Additionally, the white ruling class fears that Blacks will copy the Mizzou model and shut down the profit-generating machines on their campuses. We do not believe the creation of white supremacist groups on campuses across the country is a legitimate response to the Black Lives Matter movement. These anti-Black groups were created out of white fear of Black collective, radical actions against racial capitalism on college campuses.

WW: Your statement references Black feminist and intersectional ideologies. How does BSFR tie this to the colonization of the Black nation and the systematic oppression of people of color?

Frantz Fanon once described colonialism as “violence in its natural state.” Fanon’s conclusion still holds weight today. The present condition of Black peoples cannot be detached from the violence that shaped our past. Black women have, inarguably, borne the brunt of this violence. For, even as Black men were worked to death and murdered, forced into poor schools and denied good-paying jobs, we too were starved, and lynched, housed in the worst neighborhoods, sent to the worst schools and raped.

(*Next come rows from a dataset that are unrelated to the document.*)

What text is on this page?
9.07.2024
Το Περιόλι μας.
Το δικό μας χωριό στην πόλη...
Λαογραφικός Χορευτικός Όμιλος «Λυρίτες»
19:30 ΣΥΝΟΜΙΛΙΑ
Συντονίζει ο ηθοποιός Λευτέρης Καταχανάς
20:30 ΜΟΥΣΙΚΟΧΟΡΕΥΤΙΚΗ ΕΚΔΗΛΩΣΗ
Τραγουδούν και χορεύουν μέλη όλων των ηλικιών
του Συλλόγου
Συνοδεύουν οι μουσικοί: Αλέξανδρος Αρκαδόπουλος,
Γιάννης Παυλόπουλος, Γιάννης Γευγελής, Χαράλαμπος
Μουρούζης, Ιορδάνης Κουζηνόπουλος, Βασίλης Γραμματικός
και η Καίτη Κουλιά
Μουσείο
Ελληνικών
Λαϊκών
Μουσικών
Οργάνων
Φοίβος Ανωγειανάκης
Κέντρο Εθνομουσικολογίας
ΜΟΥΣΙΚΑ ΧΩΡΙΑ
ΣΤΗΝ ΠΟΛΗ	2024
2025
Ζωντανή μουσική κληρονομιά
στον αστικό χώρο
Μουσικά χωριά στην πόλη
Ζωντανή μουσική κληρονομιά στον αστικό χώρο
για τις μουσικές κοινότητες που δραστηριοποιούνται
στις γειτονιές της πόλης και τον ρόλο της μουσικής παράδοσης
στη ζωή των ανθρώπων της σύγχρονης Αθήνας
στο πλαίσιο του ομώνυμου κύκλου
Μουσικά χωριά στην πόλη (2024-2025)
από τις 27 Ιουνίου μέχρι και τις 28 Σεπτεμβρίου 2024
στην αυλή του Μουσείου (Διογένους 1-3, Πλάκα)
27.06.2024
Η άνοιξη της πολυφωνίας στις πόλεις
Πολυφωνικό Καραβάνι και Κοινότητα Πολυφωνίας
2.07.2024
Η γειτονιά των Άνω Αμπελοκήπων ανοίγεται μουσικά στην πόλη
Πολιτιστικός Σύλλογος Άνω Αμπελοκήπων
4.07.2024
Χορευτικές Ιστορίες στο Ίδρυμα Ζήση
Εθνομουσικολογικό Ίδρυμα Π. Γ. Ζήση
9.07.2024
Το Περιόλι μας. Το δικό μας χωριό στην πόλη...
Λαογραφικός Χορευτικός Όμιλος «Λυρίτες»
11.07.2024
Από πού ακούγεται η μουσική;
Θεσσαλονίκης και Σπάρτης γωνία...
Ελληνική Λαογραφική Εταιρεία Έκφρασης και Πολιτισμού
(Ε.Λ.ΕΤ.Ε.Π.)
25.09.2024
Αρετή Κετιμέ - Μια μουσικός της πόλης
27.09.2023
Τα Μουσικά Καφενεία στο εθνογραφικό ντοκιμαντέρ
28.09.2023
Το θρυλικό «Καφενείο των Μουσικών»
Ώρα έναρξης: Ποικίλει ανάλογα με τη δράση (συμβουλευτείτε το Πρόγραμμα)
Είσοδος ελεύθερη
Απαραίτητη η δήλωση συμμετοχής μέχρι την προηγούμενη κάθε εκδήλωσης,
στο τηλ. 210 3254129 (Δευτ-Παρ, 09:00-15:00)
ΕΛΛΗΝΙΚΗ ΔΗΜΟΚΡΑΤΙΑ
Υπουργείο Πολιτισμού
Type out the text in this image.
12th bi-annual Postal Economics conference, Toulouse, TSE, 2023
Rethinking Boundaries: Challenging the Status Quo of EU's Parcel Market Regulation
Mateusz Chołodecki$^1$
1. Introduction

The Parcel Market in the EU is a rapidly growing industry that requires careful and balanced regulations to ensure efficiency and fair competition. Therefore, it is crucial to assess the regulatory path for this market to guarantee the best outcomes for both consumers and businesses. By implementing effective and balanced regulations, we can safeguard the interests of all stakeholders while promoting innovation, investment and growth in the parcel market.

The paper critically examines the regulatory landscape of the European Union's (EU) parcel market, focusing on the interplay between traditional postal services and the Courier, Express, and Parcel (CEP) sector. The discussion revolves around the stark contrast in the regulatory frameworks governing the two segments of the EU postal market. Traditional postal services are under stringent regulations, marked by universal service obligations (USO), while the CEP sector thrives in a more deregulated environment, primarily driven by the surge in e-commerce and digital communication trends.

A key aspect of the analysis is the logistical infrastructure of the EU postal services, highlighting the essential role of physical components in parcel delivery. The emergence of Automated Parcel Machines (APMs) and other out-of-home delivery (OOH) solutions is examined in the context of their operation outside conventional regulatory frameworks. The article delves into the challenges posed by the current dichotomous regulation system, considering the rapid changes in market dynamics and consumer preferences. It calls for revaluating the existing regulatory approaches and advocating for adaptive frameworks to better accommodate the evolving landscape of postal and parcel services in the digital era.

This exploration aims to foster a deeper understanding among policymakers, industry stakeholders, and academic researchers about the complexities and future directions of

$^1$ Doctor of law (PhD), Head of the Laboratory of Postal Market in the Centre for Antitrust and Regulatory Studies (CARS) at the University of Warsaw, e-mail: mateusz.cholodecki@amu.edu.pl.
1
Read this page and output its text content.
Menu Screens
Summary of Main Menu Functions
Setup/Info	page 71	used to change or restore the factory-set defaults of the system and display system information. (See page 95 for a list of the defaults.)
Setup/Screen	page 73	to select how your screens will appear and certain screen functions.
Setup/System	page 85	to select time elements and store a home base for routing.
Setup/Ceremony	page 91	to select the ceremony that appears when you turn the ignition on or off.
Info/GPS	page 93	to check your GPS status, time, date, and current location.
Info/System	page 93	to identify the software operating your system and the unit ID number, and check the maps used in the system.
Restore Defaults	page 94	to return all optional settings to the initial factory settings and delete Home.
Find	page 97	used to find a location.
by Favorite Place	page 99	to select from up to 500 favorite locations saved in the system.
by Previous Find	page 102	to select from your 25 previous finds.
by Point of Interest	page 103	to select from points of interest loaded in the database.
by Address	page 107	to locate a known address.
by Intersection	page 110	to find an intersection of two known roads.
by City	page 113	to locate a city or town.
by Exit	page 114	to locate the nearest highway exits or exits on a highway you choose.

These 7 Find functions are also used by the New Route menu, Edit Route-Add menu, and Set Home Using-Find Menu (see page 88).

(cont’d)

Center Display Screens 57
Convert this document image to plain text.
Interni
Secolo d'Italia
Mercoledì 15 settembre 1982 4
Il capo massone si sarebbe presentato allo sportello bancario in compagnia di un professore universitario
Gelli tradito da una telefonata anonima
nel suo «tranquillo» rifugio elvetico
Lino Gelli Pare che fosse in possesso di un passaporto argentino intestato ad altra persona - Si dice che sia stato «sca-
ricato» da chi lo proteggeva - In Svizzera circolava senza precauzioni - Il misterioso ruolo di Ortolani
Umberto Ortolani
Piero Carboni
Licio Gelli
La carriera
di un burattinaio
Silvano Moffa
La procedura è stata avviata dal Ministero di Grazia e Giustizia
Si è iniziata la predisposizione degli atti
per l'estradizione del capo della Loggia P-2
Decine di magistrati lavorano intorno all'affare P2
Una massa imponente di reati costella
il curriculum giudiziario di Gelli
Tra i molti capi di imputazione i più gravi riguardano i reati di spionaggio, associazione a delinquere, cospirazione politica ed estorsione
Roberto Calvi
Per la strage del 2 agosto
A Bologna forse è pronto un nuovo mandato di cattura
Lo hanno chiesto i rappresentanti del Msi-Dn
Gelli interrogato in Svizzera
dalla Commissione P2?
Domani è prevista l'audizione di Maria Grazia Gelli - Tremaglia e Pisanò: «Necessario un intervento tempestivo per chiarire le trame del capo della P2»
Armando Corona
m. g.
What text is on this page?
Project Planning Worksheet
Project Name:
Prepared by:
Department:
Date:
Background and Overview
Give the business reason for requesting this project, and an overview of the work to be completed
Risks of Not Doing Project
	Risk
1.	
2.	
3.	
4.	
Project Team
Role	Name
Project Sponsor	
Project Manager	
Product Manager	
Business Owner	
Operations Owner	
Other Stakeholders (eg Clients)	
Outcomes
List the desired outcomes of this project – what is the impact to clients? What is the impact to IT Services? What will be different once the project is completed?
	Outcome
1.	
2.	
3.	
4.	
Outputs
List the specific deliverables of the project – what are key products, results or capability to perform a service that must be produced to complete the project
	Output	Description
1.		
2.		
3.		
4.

A society that silences its women cannot survive; similarly, the oppression of the Black community has always been linked to the oppression of Black women and Black queer identities.  Black feminism argues that class oppression, racism and sexism are inextricably bound together. Our previous refusal to acknowledge the intersection of oppressions is a key reason why Black revolutions of times past failed.

It is completely unacceptable that one in three Black women will be raped in her lifetime and that, just this year, over 16 black trans women have been murdered. We cannot afford to believe that freedom is the right of only one particular group of Black people. Rather, we must fight oppression wherever it seeks to destroy us.

WW: What connections does BSFR make between capitalism and white supremacy?

Black Students for Revolution recognizes that capitalism is the creator and driving force behind racial oppression in the American empire and world history.  Capitalism derives from a Eurocentric concept of “civilization” and “progress.” Thus, for Europeans, capitalism has always been some sort of “evolution” where communal people “progressed” to individualist, competitive and colonial. As a result, the European powers competed with each other to conquer as much land in the Western Hemisphere and extract as much profit as possible from colonized Indigenous groups.  

Capitalism became more racialized following Bacon’s Rebellion of 1676, where Black slaves and white indentured servants collectivized to overthrow their rulers.  The white ruling class understood this rebellion as dangerous to their system, so racialized laws were enacted to subordinate Black people.  

As agricultural capitalism transformed into industrial capitalism during the World War I era, racialized working conditions in industry further separated the Black and white working class by positioning Black people as the subproletariat (Black people received the dirtiest jobs and lowest wages with no chance of mobility).  So when labor activism developed, Black and white workers were in conflict; therefore, no serious revolution to overthrow capitalism developed.   

As industrial capitalism shifted to neoliberal global capitalism in the mid 1970s, deindustrialization devastated Black urban communities more than any other space in America.  As Huey P. Newton’s “Intercommunalism” argues, the removal of resources and working-class jobs from Black urban centers results in a larger lumpenproletariat; when working class jobs leave America, Black people can no longer obtain basic material needs to survive via subproletariat work, so they become lumpen, or members of an underground economy (what some would call “criminal” activity, but I argue deindustrialization and imperialism is much more criminal).  

In other words, institutionalized racism helps keep capitalism afloat because it divides the working class along racial lines so that class-consciousness cannot develop.  Without racial oppression, capitalism would fall to working-class communities organizing together to end their oppressive state.

WW:  What does BSFR hope to change at UIUC?  What are its goals?

Foremost, we hope to encourage the development of intersectional revolutionary thought within the minds of Black students at UIUC. Never again should it be said that Black college graduates turn their back on the Black communities they come from and the Black communities they live near while they are in school. We hope to encourage diasporic, Black cultural pride, using hip-hop and the work of Black intellectuals as primary analytical frameworks.  

We aim to organize with students across the country against the exorbitant cost of higher education and push for free tuition in all public institutions.  Perhaps most critically, we intend to take an Afrocentric approach to our struggle for Black liberation, forging international connections with student populations on the African continent, in the Caribbean, South America and Palestine.

WW: How can our readers support Black Students for Revolution and your struggle against racism on your campus?

The best way for readers to support Black Students for Revolution is to continue radically organizing their own communities to abolish racial oppression.  Political education, survival programs through the community and radical grassroots organizing are vital to our effort to secure human rights for all oppressed people.  With more organized revolutionaries in our society, Black Students for Revolution will have more comrades to struggle alongside and thus, will be better supported as we struggle within our own community.